Bahman Orami; Child ‌Soldier victim of PJAK terrorism

An important question that Kurdish experts always face is why in the important conflicts of the last few years between the PKK and its affiliates in Syria, Iraq, Iran and Turkey, why are there always children involved? Countless reports have emerged over the years of child soldiers in North-East Syria, in the fight against Turkey, and in the group’s struggle against Iran. Why do PKK leaders, and leaders of its affiliates, feel the need to recruit young people, that could serve the Kurdish nation more by developing their territories, and educating themselves?

Five years ago, at one point, a number of Iranian teenagers were deceived by PJAK forces with false promises, and were then forced to join the group. Bahman Orami was one of those children.

Abdullah Orami, Bahman’s father, is 62 years old and is engaged in animal husbandry. Bahman was his only son, and the only news of his son – his obituary – has reached the family.

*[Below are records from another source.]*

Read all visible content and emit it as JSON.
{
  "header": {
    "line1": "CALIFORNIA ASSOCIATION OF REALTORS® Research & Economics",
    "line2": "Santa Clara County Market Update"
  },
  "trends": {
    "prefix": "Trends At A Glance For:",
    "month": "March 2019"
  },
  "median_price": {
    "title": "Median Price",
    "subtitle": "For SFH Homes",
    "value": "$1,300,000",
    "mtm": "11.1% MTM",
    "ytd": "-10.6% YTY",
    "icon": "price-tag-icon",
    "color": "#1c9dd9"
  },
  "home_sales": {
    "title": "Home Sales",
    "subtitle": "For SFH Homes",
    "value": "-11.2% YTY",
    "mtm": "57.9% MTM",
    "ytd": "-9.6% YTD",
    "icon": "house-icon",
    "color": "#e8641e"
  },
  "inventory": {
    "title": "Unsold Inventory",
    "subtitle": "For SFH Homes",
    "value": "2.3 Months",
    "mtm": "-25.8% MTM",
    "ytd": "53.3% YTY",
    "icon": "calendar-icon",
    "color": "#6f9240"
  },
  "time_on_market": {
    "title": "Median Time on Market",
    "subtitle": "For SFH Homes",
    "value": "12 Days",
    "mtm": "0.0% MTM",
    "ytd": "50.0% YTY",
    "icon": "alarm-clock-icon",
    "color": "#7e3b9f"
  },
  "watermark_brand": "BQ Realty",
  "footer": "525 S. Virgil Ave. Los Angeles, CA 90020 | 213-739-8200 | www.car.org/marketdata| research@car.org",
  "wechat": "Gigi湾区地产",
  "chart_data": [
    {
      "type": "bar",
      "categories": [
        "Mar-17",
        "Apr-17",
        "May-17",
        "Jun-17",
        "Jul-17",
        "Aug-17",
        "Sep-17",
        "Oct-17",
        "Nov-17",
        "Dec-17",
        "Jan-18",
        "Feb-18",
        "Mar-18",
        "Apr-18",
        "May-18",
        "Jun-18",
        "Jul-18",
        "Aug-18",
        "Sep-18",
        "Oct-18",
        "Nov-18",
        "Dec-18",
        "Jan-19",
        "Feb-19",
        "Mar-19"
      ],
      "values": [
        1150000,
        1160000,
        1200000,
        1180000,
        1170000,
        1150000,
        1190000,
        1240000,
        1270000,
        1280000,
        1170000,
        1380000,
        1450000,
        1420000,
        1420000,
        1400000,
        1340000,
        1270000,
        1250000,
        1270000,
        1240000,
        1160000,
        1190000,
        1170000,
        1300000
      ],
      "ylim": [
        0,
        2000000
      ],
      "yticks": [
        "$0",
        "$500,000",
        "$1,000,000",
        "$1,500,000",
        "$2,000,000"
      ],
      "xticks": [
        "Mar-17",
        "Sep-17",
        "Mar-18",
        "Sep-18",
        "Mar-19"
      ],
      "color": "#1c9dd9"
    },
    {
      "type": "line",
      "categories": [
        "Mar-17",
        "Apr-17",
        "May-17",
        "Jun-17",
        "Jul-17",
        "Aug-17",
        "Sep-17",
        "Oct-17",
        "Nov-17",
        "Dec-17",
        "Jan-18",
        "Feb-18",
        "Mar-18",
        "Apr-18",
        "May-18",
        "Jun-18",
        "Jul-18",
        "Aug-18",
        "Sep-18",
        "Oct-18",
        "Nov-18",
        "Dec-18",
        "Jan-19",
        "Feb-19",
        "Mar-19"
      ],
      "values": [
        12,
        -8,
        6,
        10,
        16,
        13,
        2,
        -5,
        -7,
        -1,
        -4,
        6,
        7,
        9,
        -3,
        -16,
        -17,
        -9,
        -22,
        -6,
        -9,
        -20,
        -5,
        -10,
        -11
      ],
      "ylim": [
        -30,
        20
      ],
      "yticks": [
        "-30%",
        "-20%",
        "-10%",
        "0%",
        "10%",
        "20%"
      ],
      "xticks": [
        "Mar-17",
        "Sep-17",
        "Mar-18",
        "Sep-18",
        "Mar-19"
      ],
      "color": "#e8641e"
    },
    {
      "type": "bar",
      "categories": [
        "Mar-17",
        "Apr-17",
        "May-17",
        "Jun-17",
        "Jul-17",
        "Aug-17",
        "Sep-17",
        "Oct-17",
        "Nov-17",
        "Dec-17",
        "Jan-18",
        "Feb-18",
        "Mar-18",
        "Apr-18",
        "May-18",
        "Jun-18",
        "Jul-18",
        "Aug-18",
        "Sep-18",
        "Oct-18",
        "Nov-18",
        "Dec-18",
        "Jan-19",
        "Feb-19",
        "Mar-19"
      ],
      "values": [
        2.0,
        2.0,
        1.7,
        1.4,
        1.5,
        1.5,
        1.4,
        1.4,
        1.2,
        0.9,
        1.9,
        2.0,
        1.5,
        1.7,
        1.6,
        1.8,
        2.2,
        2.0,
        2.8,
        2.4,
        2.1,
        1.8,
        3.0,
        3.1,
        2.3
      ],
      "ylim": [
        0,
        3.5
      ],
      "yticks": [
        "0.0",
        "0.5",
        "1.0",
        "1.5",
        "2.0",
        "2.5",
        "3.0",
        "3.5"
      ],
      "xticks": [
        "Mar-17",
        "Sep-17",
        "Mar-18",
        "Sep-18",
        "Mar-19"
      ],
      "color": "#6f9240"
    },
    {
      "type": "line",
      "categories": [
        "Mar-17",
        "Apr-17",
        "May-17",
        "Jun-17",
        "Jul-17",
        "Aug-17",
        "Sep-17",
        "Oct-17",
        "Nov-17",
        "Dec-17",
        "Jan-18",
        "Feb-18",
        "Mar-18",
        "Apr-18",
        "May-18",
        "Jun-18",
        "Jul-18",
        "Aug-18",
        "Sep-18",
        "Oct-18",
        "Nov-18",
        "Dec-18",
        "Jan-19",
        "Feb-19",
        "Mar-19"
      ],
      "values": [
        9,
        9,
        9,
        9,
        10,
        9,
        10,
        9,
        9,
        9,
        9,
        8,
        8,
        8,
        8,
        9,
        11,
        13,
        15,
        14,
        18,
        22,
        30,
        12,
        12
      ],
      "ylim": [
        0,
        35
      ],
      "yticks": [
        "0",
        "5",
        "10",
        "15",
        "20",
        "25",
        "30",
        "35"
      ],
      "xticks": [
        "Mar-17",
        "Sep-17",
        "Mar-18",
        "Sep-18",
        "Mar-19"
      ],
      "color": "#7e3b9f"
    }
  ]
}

Bahman, like many other Iranians, fell victim to PJAK’s policy of enforced disappearance, by small militant groups that roam the border areas, looking to inforce their own internal quotas of new recruits by deceiving these youngsters.

Mr. Abdullah Orami told Human Rights Watch in Iranian Kurdistan that the family received the news of Bahman’s death five years ago, and since then, Bahman’s mother has been severely depressed and ill and has been hospitalized several times in Sanandaj.

Bahman’s father added: “Bahman was receiving job training, and worked in poultry farming. At night, his employer called me and said that they had taken Bahman and several others from the chicken farm he was working. I followed the group to a few places; Including the Marivan border. But I did not reach a conclusion about his health or whereabouts until we were finally informed of his death.”

“I suspect one of his friends in our village of deceiving Bahman. His name always pops up in conversations with others parents that have joined this group. But unfortunately I do not have proof.”

“During all these years, I did not believe in his death, nor did he or PJAK contact us. We did not even see Bahman’s body, nor had a proper funeral. My son does not have a grave! Is this behavior helping the Kurdish people? Our family has been destroyed. Where should we complain?”

It is worth mentioning that since the announcement of Bahman Orami’s death to his family, his family has not seen his body yet and they cannot confirm the claim of PKK and PJAK that he was killed in the war with Turkey.

The family says they find this suspicious, and sometimes believe Bahman is being held against his will, and the news of his death has only been spread to make the family stop searching for him.